Nos demais estados, o PMPF está abaixo do preço médio na bomba. A maior diferença está no Paraná, onde o valor de referência para o ICMS da gasolina foi de R$ 5,20 por litro na primeira quinzena de setembro, 10% abaixo do preço médio cobrado pelos postos do estado na semana passada (R$ 5,78).
A variação do preço da gasolina na refinaria e do ICMS em SP, RJ e PR
Os exemplos de três estados – São Paulo, Rio de Janeiro e Paraná – ajudam a ilustrar a evolução dos preços da gasolina nas refinarias da Petrobras e da arrecadação do imposto estadual no último ano.
São Paulo tem a menor alíquota de ICMS do país (25%) e o Rio de Janeiro, a maior (34%). O Paraná aplica um porcentual intermediário (29%).

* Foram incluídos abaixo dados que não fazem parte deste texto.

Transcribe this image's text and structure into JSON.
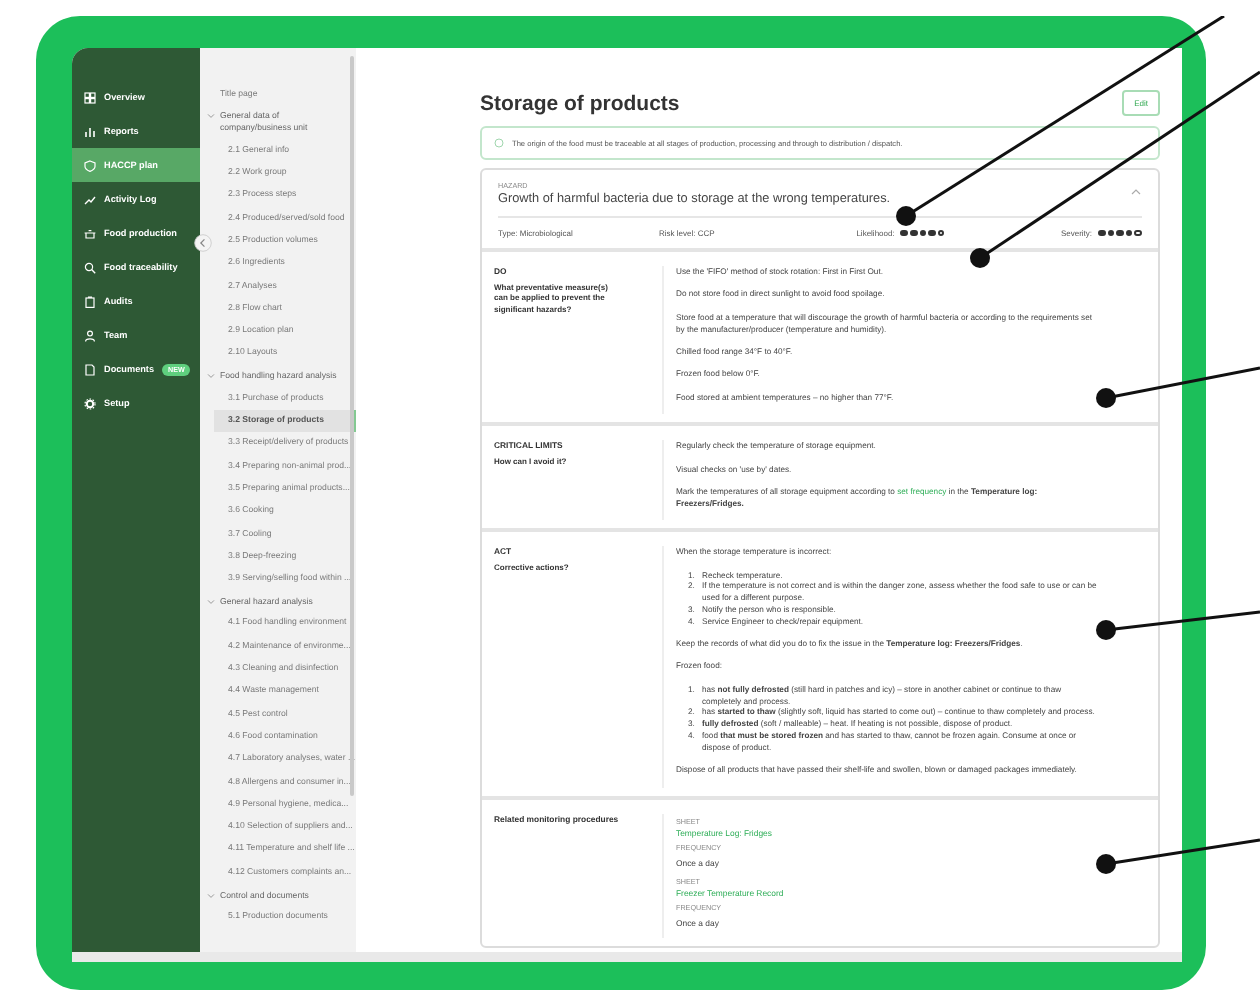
{
  "sidebar": {
    "items": [
      {
        "label": "Overview",
        "selected": false
      },
      {
        "label": "Reports",
        "selected": false
      },
      {
        "label": "HACCP plan",
        "selected": true
      },
      {
        "label": "Activity Log",
        "selected": false
      },
      {
        "label": "Food production",
        "selected": false
      },
      {
        "label": "Food traceability",
        "selected": false
      },
      {
        "label": "Audits",
        "selected": false
      },
      {
        "label": "Team",
        "selected": false
      },
      {
        "label": "Documents",
        "selected": false,
        "badge": "NEW"
      },
      {
        "label": "Setup",
        "selected": false
      }
    ]
  },
  "subnav": {
    "items": [
      {
        "label": "Title page",
        "selected": false
      },
      {
        "label": "General data of company/business unit",
        "expanded": true,
        "children": [
          {
            "label": "2.1 General info",
            "selected": false
          },
          {
            "label": "2.2 Work group",
            "selected": false
          },
          {
            "label": "2.3 Process steps",
            "selected": false
          },
          {
            "label": "2.4 Produced/served/sold food",
            "selected": false
          },
          {
            "label": "2.5 Production volumes",
            "selected": false
          },
          {
            "label": "2.6 Ingredients",
            "selected": false
          },
          {
            "label": "2.7 Analyses",
            "selected": false
          },
          {
            "label": "2.8 Flow chart",
            "selected": false
          },
          {
            "label": "2.9 Location plan",
            "selected": false
          },
          {
            "label": "2.10 Layouts",
            "selected": false
          }
        ]
      },
      {
        "label": "Food handling hazard analysis",
        "expanded": true,
        "children": [
          {
            "label": "3.1 Purchase of products",
            "selected": false
          },
          {
            "label": "3.2 Storage of products",
            "selected": true
          },
          {
            "label": "3.3 Receipt/delivery of products",
            "selected": false
          },
          {
            "label": "3.4 Preparing non-animal prod...",
            "selected": false
          },
          {
            "label": "3.5 Preparing animal products...",
            "selected": false
          },
          {
            "label": "3.6 Cooking",
            "selected": false
          },
          {
            "label": "3.7 Cooling",
            "selected": false
          },
          {
            "label": "3.8 Deep-freezing",
            "selected": false
          },
          {
            "label": "3.9 Serving/selling food within ...",
            "selected": false
          }
        ]
      },
      {
        "label": "General hazard analysis",
        "expanded": true,
        "children": [
          {
            "label": "4.1 Food handling environment",
            "selected": false
          },
          {
            "label": "4.2 Maintenance of environme...",
            "selected": false
          },
          {
            "label": "4.3 Cleaning and disinfection",
            "selected": false
          },
          {
            "label": "4.4 Waste management",
            "selected": false
          },
          {
            "label": "4.5 Pest control",
            "selected": false
          },
          {
            "label": "4.6 Food contamination",
            "selected": false
          },
          {
            "label": "4.7 Laboratory analyses, water ...",
            "selected": false
          },
          {
            "label": "4.8 Allergens and consumer in...",
            "selected": false
          },
          {
            "label": "4.9 Personal hygiene, medica...",
            "selected": false
          },
          {
            "label": "4.10 Selection of suppliers and...",
            "selected": false
          },
          {
            "label": "4.11 Temperature and shelf life ...",
            "selected": false
          },
          {
            "label": "4.12 Customers complaints an...",
            "selected": false
          }
        ]
      },
      {
        "label": "Control and documents",
        "expanded": true,
        "children": [
          {
            "label": "5.1 Production documents",
            "selected": false
          }
        ]
      }
    ]
  },
  "page": {
    "title": "Storage of products",
    "edit_button": "Edit"
  },
  "notice": "The origin of the food must be traceable at all stages of production, processing and through to distribution / dispatch.",
  "hazard": {
    "label": "HAZARD",
    "title": "Growth of harmful bacteria due to storage at the wrong temperatures.",
    "expanded": true,
    "type": "Type: Microbiological",
    "risk": "Risk level:  CCP",
    "ratings": [
      {
        "label": "Likelihood:",
        "stars": 4
      },
      {
        "label": "Severity:",
        "stars": 4
      }
    ]
  },
  "sections": [
    {
      "title": "DO",
      "question": "What preventative measure(s) can be applied to prevent the significant hazards?",
      "blocks": [
        {
          "kind": "para",
          "text": "Use the 'FIFO' method of stock rotation: First in First Out."
        },
        {
          "kind": "para",
          "text": "Do not store food in direct sunlight to avoid food spoilage."
        },
        {
          "kind": "para",
          "text": "Store food at a temperature that will discourage the growth of harmful bacteria or according to the requirements set by the manufacturer/producer (temperature and humidity)."
        },
        {
          "kind": "para",
          "text": "Chilled food range 34°F to 40°F."
        },
        {
          "kind": "para",
          "text": "Frozen food below 0°F."
        },
        {
          "kind": "para",
          "text": "Food stored at ambient temperatures – no higher than 77°F."
        }
      ]
    },
    {
      "title": "CRITICAL LIMITS",
      "question": "How can I avoid it?",
      "blocks": [
        {
          "kind": "para",
          "text": "Regularly check the temperature of storage equipment."
        },
        {
          "kind": "para",
          "text": "Visual checks on 'use by' dates."
        },
        {
          "kind": "linkpara",
          "before": "Mark the temperatures of all storage equipment according to",
          "link": "set frequency",
          "after": "in the **Temperature log: Freezers/Fridges.**"
        }
      ]
    },
    {
      "title": "ACT",
      "question": "Corrective actions?",
      "blocks": [
        {
          "kind": "para",
          "text": "When the storage temperature is incorrect:"
        },
        {
          "kind": "list",
          "items": [
            {
              "number": "1.",
              "text": "Recheck temperature."
            },
            {
              "number": "2.",
              "text": "If the temperature is not correct and is within the danger zone, assess whether the food safe to use or can be used for a different purpose."
            },
            {
              "number": "3.",
              "text": "Notify the person who is responsible."
            },
            {
              "number": "4.",
              "text": "Service Engineer to check/repair equipment."
            }
          ]
        },
        {
          "kind": "para",
          "text": "Keep the records of what did you do to fix the issue in the **Temperature log: Freezers/Fridges**."
        },
        {
          "kind": "para",
          "text": "Frozen food:"
        },
        {
          "kind": "list",
          "items": [
            {
              "number": "1.",
              "text": "has **not fully defrosted** (still hard in patches and icy) – store in another cabinet or continue to thaw completely and process."
            },
            {
              "number": "2.",
              "text": "has **started to thaw** (slightly soft, liquid has started to come out) – continue to thaw completely and process."
            },
            {
              "number": "3.",
              "text": "**fully defrosted** (soft / malleable) – heat. If heating is not possible, dispose of product."
            },
            {
              "number": "4.",
              "text": "food **that must be stored frozen** and has started to thaw, cannot be frozen again. Consume at once or dispose of product."
            }
          ]
        },
        {
          "kind": "para",
          "text": "Dispose of all products that have passed their shelf-life and swollen, blown or damaged packages immediately."
        }
      ]
    }
  ],
  "monitoring": {
    "title": "Related monitoring procedures",
    "procedures": [
      {
        "sheet_label": "SHEET",
        "sheet": "Temperature Log: Fridges",
        "frequency_label": "FREQUENCY",
        "frequency": "Once a day"
      },
      {
        "sheet_label": "SHEET",
        "sheet": "Freezer Temperature Record",
        "frequency_label": "FREQUENCY",
        "frequency": "Once a day"
      }
    ]
  }
}
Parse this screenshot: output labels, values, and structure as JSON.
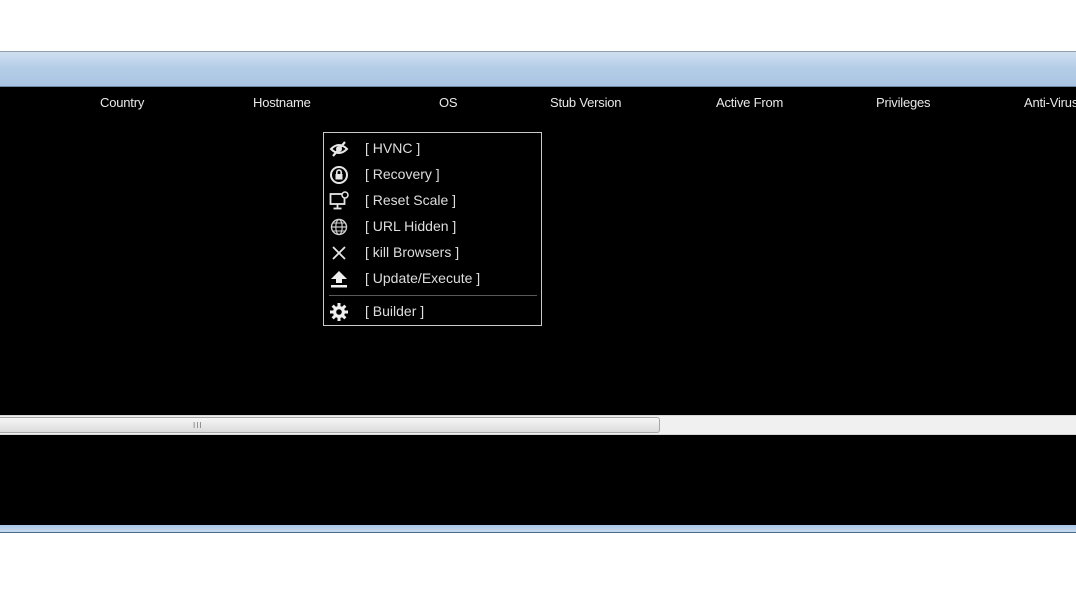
{
  "grid": {
    "columns": [
      "Country",
      "Hostname",
      "OS",
      "Stub Version",
      "Active From",
      "Privileges",
      "Anti-Virus"
    ]
  },
  "context_menu": {
    "items": [
      {
        "label": "[ HVNC ]",
        "icon": "eye-slash-icon"
      },
      {
        "label": "[ Recovery ]",
        "icon": "lock-circle-icon"
      },
      {
        "label": "[ Reset Scale ]",
        "icon": "monitor-settings-icon"
      },
      {
        "label": "[ URL Hidden ]",
        "icon": "globe-icon"
      },
      {
        "label": "[ kill Browsers ]",
        "icon": "close-x-icon"
      },
      {
        "label": "[ Update/Execute ]",
        "icon": "upload-icon"
      },
      {
        "label": "[ Builder ]",
        "icon": "gear-icon"
      }
    ]
  },
  "scrollbar": {
    "grip": "III"
  }
}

Eventuais discrepâncias nas casas decimais se devem a arredondamentos de valores:
São Paulo
- O preço da gasolina A na refinaria de Paulínia no início de setembro de 2020 era de R$ 1,81 por litro. Hoje é de R$ 2,83, com aumento de R$ 1,01 por litro (56%) em um ano.
- No mesmo intervalo, o PMPF (valor de referência para a cobrança do ICMS) no estado passou de R$ 4,01 para R$ 5,52 por litro (aumento de R$ 1,51, ou 38%).
- Aplicando-se uma alíquota de 25% sobre o PMPF, a arrecadação do ICMS em São Paulo subiu de R$ 1,00 por litro de gasolina em setembro de 2020 para R$ 1,38 atualmente (aumento de R$ 0,38 por litro, ou 38%).
Rio de Janeiro
- O preço da gasolina A na refinaria de Duque de Caxias no início de setembro de 2020 era de R$ 1,84 por litro. Hoje é de R$ 2,85, com aumento de R$ 1,01 por litro (55%) em um ano.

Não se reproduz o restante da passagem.